Der Autor Harun Yahya beschreibt sich wie folgt selbst:
Adnan Oktar, der unter dem Pseudonym Harun Yahya scheibt, wurde 1956 in Ankara geboren. (…) Seit den 1980er Jahren verfasst er zahlreiche Werke zu Themen des Glaubens, der Wissenschaft und der Politik. Harun Yahya ist bekannt als Autor wichtiger Werke, die die Hochstapeleien der Evolutionisten aufdecken, ihre falschen Behauptungen und die dunklen Verbindungen zwischen Darwinismus und so blutigen Ideologien wie Faschismus und Kommunismus.
("Über den Autor")
Hier spielt jemand gleich mit offenen Karten, und wohl selten hat ein wissenschaftsfeindliches Propagandamachwerk seine Absichten so schnell so deutlich kundgetan wie "Der Atlas der Schöpfung". In einem Grußwort an den Leser heißt es:
In allen Büchern des Autors werden Fragen, die sich auf den Glauben beziehen, auf der Grundlage des Inhalts des Quran erklärt, und die Menschen werden dazu ermutigt, Gottes Wort zu lernen und ihm entsprechend zu leben. Alle Themen, die Gottes Offenbarung selbst betreffen, werden in einer Weise erklärt, dass sie beim Leser keine Zweifel oder unbeantwortete Fragen hinterlassen.
("An den Leser")
Da der Koran für den Autor selbstverständlich auch die Messlatte für die Naturwissenschaft ist, sagt er hier nichts anderes, als dass alle seine Bücher gegen die Wissenschaft gerichtet sind, weil Zweifel, Kritik und unbeantwortete Fragen die Triebfedern jeder echten Forschung darstellen. Yahya verbreitet sich, wie alle modernen Antimodernisten, natürlich auch im Internet
Der baden-württembergische Verfassungsschutz kennt ihn zudem als ehemaligen Holocaustleugner, der aus taktischen Gründen derzeit ein wenig leiser tritt.

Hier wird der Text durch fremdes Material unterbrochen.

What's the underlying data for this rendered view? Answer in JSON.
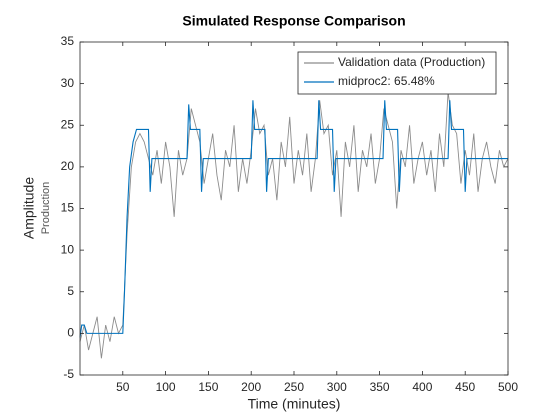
{
  "chart_data": {
    "type": "line",
    "title": "Simulated Response Comparison",
    "xlabel": "Time (minutes)",
    "ylabel": "Amplitude",
    "ylabel2": "Production",
    "xlim": [
      0,
      500
    ],
    "xticks": [
      50,
      100,
      150,
      200,
      250,
      300,
      350,
      400,
      450,
      500
    ],
    "ylim": [
      -5,
      35
    ],
    "yticks": [
      -5,
      0,
      5,
      10,
      15,
      20,
      25,
      30,
      35
    ],
    "grid": false,
    "legend": "northeast",
    "series": [
      {
        "name": "Validation data (Production)",
        "color": "#8c8c8c",
        "x": [
          0,
          5,
          10,
          15,
          20,
          25,
          30,
          35,
          40,
          45,
          50,
          55,
          60,
          65,
          70,
          75,
          80,
          85,
          90,
          95,
          100,
          105,
          110,
          115,
          120,
          125,
          130,
          135,
          140,
          145,
          150,
          155,
          160,
          165,
          170,
          175,
          180,
          185,
          190,
          195,
          200,
          205,
          210,
          215,
          220,
          225,
          230,
          235,
          240,
          245,
          250,
          255,
          260,
          265,
          270,
          275,
          280,
          285,
          290,
          295,
          300,
          305,
          310,
          315,
          320,
          325,
          330,
          335,
          340,
          345,
          350,
          355,
          360,
          365,
          370,
          375,
          380,
          385,
          390,
          395,
          400,
          405,
          410,
          415,
          420,
          425,
          430,
          435,
          440,
          445,
          450,
          455,
          460,
          465,
          470,
          475,
          480,
          485,
          490,
          495,
          500
        ],
        "values": [
          -1,
          1,
          -2,
          0,
          2,
          -3,
          1,
          -1,
          2,
          0,
          1,
          12,
          20,
          23,
          24,
          23,
          21,
          19,
          22,
          18,
          23,
          20,
          14,
          22,
          19,
          21,
          27,
          25,
          23,
          18,
          21,
          24,
          19,
          16,
          22,
          20,
          25,
          17,
          21,
          18,
          22,
          27,
          24,
          25,
          19,
          21,
          16,
          23,
          20,
          26,
          18,
          22,
          19,
          24,
          17,
          21,
          28,
          24,
          25,
          19,
          22,
          14,
          23,
          20,
          25,
          17,
          22,
          20,
          24,
          18,
          21,
          27,
          25,
          23,
          15,
          22,
          20,
          25,
          18,
          21,
          23,
          19,
          22,
          17,
          24,
          20,
          29,
          25,
          24,
          18,
          22,
          19,
          24,
          17,
          21,
          23,
          20,
          18,
          22,
          20,
          21
        ]
      },
      {
        "name": "midproc2: 65.48%",
        "color": "#0072bd",
        "x": [
          0,
          2,
          5,
          8,
          50,
          52,
          55,
          58,
          62,
          66,
          80,
          82,
          84,
          125,
          127,
          129,
          140,
          142,
          144,
          200,
          202,
          204,
          216,
          218,
          220,
          277,
          279,
          281,
          295,
          297,
          299,
          354,
          356,
          358,
          371,
          373,
          375,
          430,
          432,
          434,
          448,
          450,
          452,
          500
        ],
        "values": [
          -0.5,
          1,
          1,
          0,
          0,
          5,
          14,
          20,
          23,
          24.5,
          24.5,
          17,
          21,
          21,
          27.5,
          24.5,
          24.5,
          17,
          21,
          21,
          28,
          24.5,
          24.5,
          17,
          21,
          21,
          28,
          24.5,
          24.5,
          17,
          21,
          21,
          28,
          24.5,
          24.5,
          17,
          21,
          21,
          28,
          24.5,
          24.5,
          17,
          21,
          21
        ]
      }
    ]
  }
}
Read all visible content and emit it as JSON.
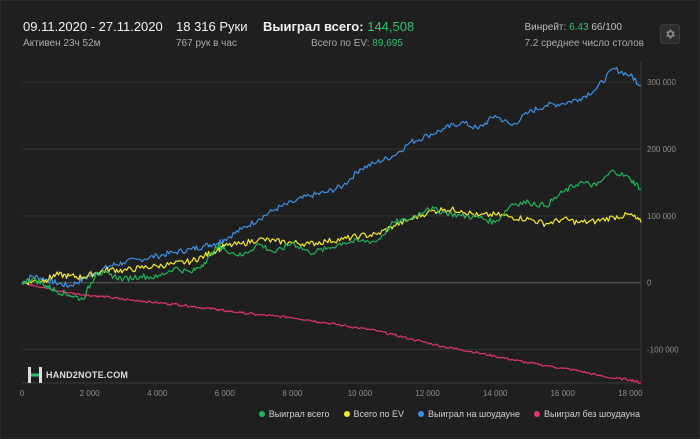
{
  "header": {
    "date_range": "09.11.2020 - 27.11.2020",
    "active": "Активен 23ч 52м",
    "hands": "18 316 Руки",
    "hands_per_hour": "767 рук в час",
    "won_total_label": "Выиграл всего:",
    "won_total_value": "144,508",
    "ev_total_label": "Всего по EV:",
    "ev_total_value": "89,695",
    "winrate_label": "Винрейт:",
    "winrate_value": "6.43",
    "winrate_suffix": "66/100",
    "avg_tables": "7.2 среднее число столов"
  },
  "logo": {
    "text": "HAND2NOTE.COM"
  },
  "colors": {
    "won_total": "#22b35a",
    "ev_total": "#f2ea2e",
    "showdown": "#3d8fe0",
    "non_showdown": "#e0356b",
    "highlight_green": "#2fc06a"
  },
  "chart_data": {
    "type": "line",
    "xlim": [
      0,
      18316
    ],
    "ylim": [
      -150000,
      330000
    ],
    "x_ticks": [
      0,
      2000,
      4000,
      6000,
      8000,
      10000,
      12000,
      14000,
      16000,
      18000
    ],
    "x_tick_labels": [
      "0",
      "2 000",
      "4 000",
      "6 000",
      "8 000",
      "10 000",
      "12 000",
      "14 000",
      "16 000",
      "18 000"
    ],
    "y_ticks": [
      300000,
      200000,
      100000,
      0,
      -100000
    ],
    "y_tick_labels": [
      "300 000",
      "200 000",
      "100 000",
      "0",
      "-100 000"
    ],
    "grid": true,
    "legend_position": "bottom-right",
    "series": [
      {
        "name": "Выиграл всего",
        "color": "#22b35a",
        "x": [
          0,
          300,
          700,
          1000,
          1400,
          1800,
          2200,
          2600,
          3000,
          3500,
          4000,
          4500,
          5000,
          5400,
          5800,
          6000,
          6500,
          7000,
          7500,
          8000,
          8500,
          9000,
          9500,
          10000,
          10500,
          11000,
          11500,
          12000,
          12500,
          13000,
          13500,
          14000,
          14500,
          15000,
          15500,
          16000,
          16500,
          17000,
          17500,
          18000,
          18316
        ],
        "y": [
          0,
          6000,
          -4000,
          -12000,
          -18000,
          -25000,
          15000,
          12000,
          5000,
          10000,
          8000,
          22000,
          15000,
          30000,
          55000,
          50000,
          40000,
          58000,
          45000,
          60000,
          45000,
          50000,
          60000,
          62000,
          62000,
          90000,
          95000,
          112000,
          105000,
          100000,
          98000,
          90000,
          118000,
          120000,
          115000,
          135000,
          150000,
          145000,
          168000,
          155000,
          140000
        ]
      },
      {
        "name": "Всего по EV",
        "color": "#f2ea2e",
        "x": [
          0,
          300,
          700,
          1000,
          1400,
          1800,
          2200,
          2600,
          3000,
          3500,
          4000,
          4500,
          5000,
          5400,
          5800,
          6000,
          6500,
          7000,
          7500,
          8000,
          8500,
          9000,
          9500,
          10000,
          10500,
          11000,
          11500,
          12000,
          12500,
          13000,
          13500,
          14000,
          14500,
          15000,
          15500,
          16000,
          16500,
          17000,
          17500,
          18000,
          18316
        ],
        "y": [
          0,
          2000,
          4000,
          12000,
          10000,
          8000,
          15000,
          20000,
          18000,
          22000,
          25000,
          28000,
          32000,
          40000,
          50000,
          55000,
          58000,
          65000,
          62000,
          60000,
          58000,
          62000,
          65000,
          70000,
          72000,
          85000,
          95000,
          105000,
          110000,
          108000,
          100000,
          102000,
          98000,
          95000,
          88000,
          95000,
          90000,
          92000,
          98000,
          102000,
          90000
        ]
      },
      {
        "name": "Выиграл на шоудауне",
        "color": "#3d8fe0",
        "x": [
          0,
          300,
          700,
          1000,
          1400,
          1800,
          2200,
          2600,
          3000,
          3500,
          4000,
          4500,
          5000,
          5400,
          5800,
          6000,
          6500,
          7000,
          7500,
          8000,
          8500,
          9000,
          9500,
          10000,
          10500,
          11000,
          11500,
          12000,
          12500,
          13000,
          13500,
          14000,
          14500,
          15000,
          15500,
          16000,
          16500,
          17000,
          17500,
          18000,
          18316
        ],
        "y": [
          0,
          10000,
          5000,
          0,
          -5000,
          5000,
          15000,
          25000,
          30000,
          35000,
          40000,
          45000,
          50000,
          55000,
          60000,
          65000,
          80000,
          95000,
          110000,
          120000,
          130000,
          135000,
          145000,
          170000,
          180000,
          190000,
          210000,
          220000,
          230000,
          240000,
          230000,
          250000,
          235000,
          255000,
          265000,
          268000,
          275000,
          290000,
          320000,
          310000,
          295000
        ]
      },
      {
        "name": "Выиграл без шоудауна",
        "color": "#e0356b",
        "x": [
          0,
          300,
          700,
          1000,
          1400,
          1800,
          2200,
          2600,
          3000,
          3500,
          4000,
          4500,
          5000,
          5400,
          5800,
          6000,
          6500,
          7000,
          7500,
          8000,
          8500,
          9000,
          9500,
          10000,
          10500,
          11000,
          11500,
          12000,
          12500,
          13000,
          13500,
          14000,
          14500,
          15000,
          15500,
          16000,
          16500,
          17000,
          17500,
          18000,
          18316
        ],
        "y": [
          0,
          -3000,
          -8000,
          -12000,
          -15000,
          -18000,
          -20000,
          -22000,
          -25000,
          -27000,
          -30000,
          -32000,
          -35000,
          -38000,
          -40000,
          -42000,
          -45000,
          -48000,
          -50000,
          -52000,
          -56000,
          -60000,
          -64000,
          -68000,
          -72000,
          -78000,
          -84000,
          -90000,
          -96000,
          -100000,
          -105000,
          -110000,
          -115000,
          -120000,
          -124000,
          -128000,
          -132000,
          -138000,
          -143000,
          -145000,
          -150000
        ]
      }
    ]
  }
}
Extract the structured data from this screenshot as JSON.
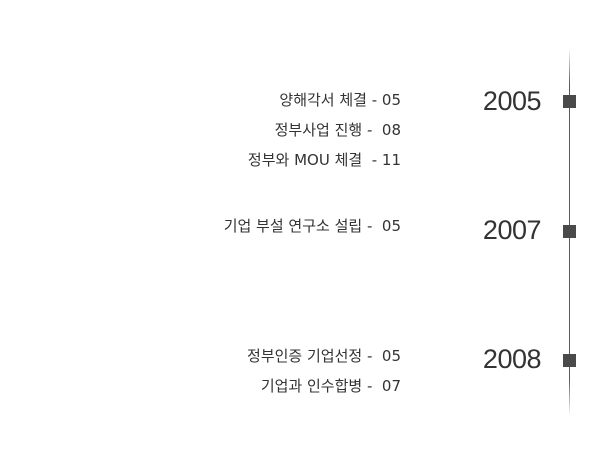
{
  "timeline": {
    "entries": [
      {
        "year": "2005",
        "events": [
          "양해각서 체결 - 05",
          "정부사업 진행 -  08",
          "정부와 MOU 체결  - 11"
        ]
      },
      {
        "year": "2007",
        "events": [
          "기업 부설 연구소 설립 -  05"
        ]
      },
      {
        "year": "2008",
        "events": [
          "정부인증 기업선정 -  05",
          "기업과 인수합병 -  07"
        ]
      }
    ]
  }
}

Parallel zu der Zurückhaltung der „Milli Gazete“ im Hinblick auf Harun Yahya ist auch der Autor selbst vorsichtiger geworden. So wird das von ihm verfasste Werk „Die Holocaust-Lüge“ („Soykirim Yalani“) nicht mehr angeboten. Der Autor hat auch in weiteren, auf Deutsch erschienenen Texten zu diesem Thema ursprünglich eindeutig antisemitische Inhalte in der Zwischenzeit getilgt. (...) Im Juli 2003 stellte sich die Produktion Yahyas darauf ein, dass die Leugnung des Holocaust als Antisemitismus politisch belastend ist. Das bedeutet jedoch nicht, dass Yahya seine antijüdische Haltung aufgegeben hat, es handelt sich hierbei vielmehr nur um eine taktisch bedingte Vorsichtsmaßnahme.
Dass Harun Yahya beim Kampf gegen Selbstzweifel bereits eine hohe Meisterschaft erlangt hat, ist evident.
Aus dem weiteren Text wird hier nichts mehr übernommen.